Sie sah sich um und lächelte plötzlich. »Hier«, sagte sie, nahm eine Sklavenkette aus meinem Beutel, wickelte sie mehrmals um ihr schlankes Fußgelenk und verschloß sie. Den Schlüssel drückte sie mir in die Hand. Dann brachte sie die Kette zu einem nahen Baum, bückte sich und schlang das lose Ende um den Stamm. »Gib mir die Sklavenfessel!« befahl sie. Ich brachte ihr das Gewünschte, und sie führte die beiden Ringe der Handfessel durch den Teil der Kette, der um den Baum gewickelt war, schloß sie und überließ mir ebenfalls den Schlüssel. »Siehst du, kühner Tarnsmann«, sagte sie. »Ich will dich lehren, wie man eine Gefangene behandelt! Du kannst nun in Frieden schlafen, und ich verspreche dir, ich schneide dir heute nacht nicht die Kehle durch.«

Ich lachte und nahm sie kurz in die Arme. Plötzlich spürte ich, wie mein Herz schneller schlug. Auch Talena reagierte auf meine Berührung. Ich wollte sie überhaupt nicht mehr loslassen, wollte sie nur noch für mich.

Nur unter Aufbietung aller Willenskräfte konnte ich mich dem magischen Zwang ihrer Augen entziehen.
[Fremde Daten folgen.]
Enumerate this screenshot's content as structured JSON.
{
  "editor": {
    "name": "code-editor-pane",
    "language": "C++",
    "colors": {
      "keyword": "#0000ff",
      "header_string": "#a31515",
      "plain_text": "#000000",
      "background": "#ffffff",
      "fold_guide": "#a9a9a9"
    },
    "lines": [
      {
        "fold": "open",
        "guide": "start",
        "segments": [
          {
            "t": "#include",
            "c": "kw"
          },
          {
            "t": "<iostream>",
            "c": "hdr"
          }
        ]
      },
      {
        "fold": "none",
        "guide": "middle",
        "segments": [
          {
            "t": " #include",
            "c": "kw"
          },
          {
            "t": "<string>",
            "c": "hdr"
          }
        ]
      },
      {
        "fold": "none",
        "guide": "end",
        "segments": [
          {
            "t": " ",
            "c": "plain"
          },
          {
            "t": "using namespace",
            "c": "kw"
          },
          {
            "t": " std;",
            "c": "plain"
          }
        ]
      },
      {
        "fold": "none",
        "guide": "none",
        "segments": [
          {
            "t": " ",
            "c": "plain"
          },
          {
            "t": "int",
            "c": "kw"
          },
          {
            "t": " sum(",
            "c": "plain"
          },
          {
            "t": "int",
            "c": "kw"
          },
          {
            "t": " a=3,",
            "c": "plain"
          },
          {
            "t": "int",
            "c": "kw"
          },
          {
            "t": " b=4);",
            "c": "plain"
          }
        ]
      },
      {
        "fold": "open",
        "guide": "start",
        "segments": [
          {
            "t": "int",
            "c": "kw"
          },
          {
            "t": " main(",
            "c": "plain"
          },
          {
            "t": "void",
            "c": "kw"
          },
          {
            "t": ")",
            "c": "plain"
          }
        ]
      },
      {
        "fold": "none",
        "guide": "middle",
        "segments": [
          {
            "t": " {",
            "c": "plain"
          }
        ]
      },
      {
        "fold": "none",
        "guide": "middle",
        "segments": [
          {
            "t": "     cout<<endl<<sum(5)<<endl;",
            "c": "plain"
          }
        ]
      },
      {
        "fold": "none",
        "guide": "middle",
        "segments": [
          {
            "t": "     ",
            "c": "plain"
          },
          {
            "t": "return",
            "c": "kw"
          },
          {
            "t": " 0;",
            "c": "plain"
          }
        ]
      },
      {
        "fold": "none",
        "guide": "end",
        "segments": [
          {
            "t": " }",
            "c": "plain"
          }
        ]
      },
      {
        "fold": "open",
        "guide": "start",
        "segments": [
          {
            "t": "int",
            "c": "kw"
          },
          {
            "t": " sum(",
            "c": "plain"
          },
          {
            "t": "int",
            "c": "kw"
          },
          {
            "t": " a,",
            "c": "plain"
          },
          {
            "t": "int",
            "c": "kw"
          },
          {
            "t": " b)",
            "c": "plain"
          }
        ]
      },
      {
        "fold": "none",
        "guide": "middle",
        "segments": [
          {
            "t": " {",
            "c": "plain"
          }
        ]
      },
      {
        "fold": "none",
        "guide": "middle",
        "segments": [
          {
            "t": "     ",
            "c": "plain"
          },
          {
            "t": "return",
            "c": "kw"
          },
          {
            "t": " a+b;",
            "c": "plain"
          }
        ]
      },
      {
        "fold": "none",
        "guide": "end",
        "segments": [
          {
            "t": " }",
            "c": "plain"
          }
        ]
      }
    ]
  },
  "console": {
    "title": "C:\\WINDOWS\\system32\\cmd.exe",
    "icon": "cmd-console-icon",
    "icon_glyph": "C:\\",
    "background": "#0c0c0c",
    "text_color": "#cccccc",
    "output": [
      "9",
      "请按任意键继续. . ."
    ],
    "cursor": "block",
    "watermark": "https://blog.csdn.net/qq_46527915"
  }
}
»So«, sagte sie verächtlich, »so behandelt also ein Tarnkämpfer die Tochter eines reichen Kaufmanns!«

Ich legte mich ins Gras und wandte mich ab. Lange Zeit konnte ich nicht einschlafen.

Am Morgen verließen wir sehr früh unser Lager. Unser Frühstück bestand aus einem Schluck Wasser und einigen kleinen trockenen Beeren, die wir an Büschen fanden. Wir waren noch nicht lange unterwegs, als Talena meinen Arm ergriff. Ich horchte und machte das Stampfen eines Tharlarions aus. »Ein Krieger«, sagte ich.

»Schnell«, befahl sie. »Die Haube!«

Ich stülpte ihr die Haube über und fesselte sie hastig.

Das Klirren der Klauen des Tharlarions wurde lauter.

Gleich darauf kam der Reiter in Sicht, ein prächtiger, bärtiger Krieger mit goldenem Helm und Tharlarionlanze. Er brachte die Reitechse wenige Meter vor mir zum Stehen. Er ritt einen Tharlarion von der Art, die man als Großen Tharlarion bezeichnet, ein Tier, das sich in großen Sprüngen auf den Hinterbeinen fortbewegt. Die beiden lächerlichen kleinen Vorderbeine hingen nutzlos herab.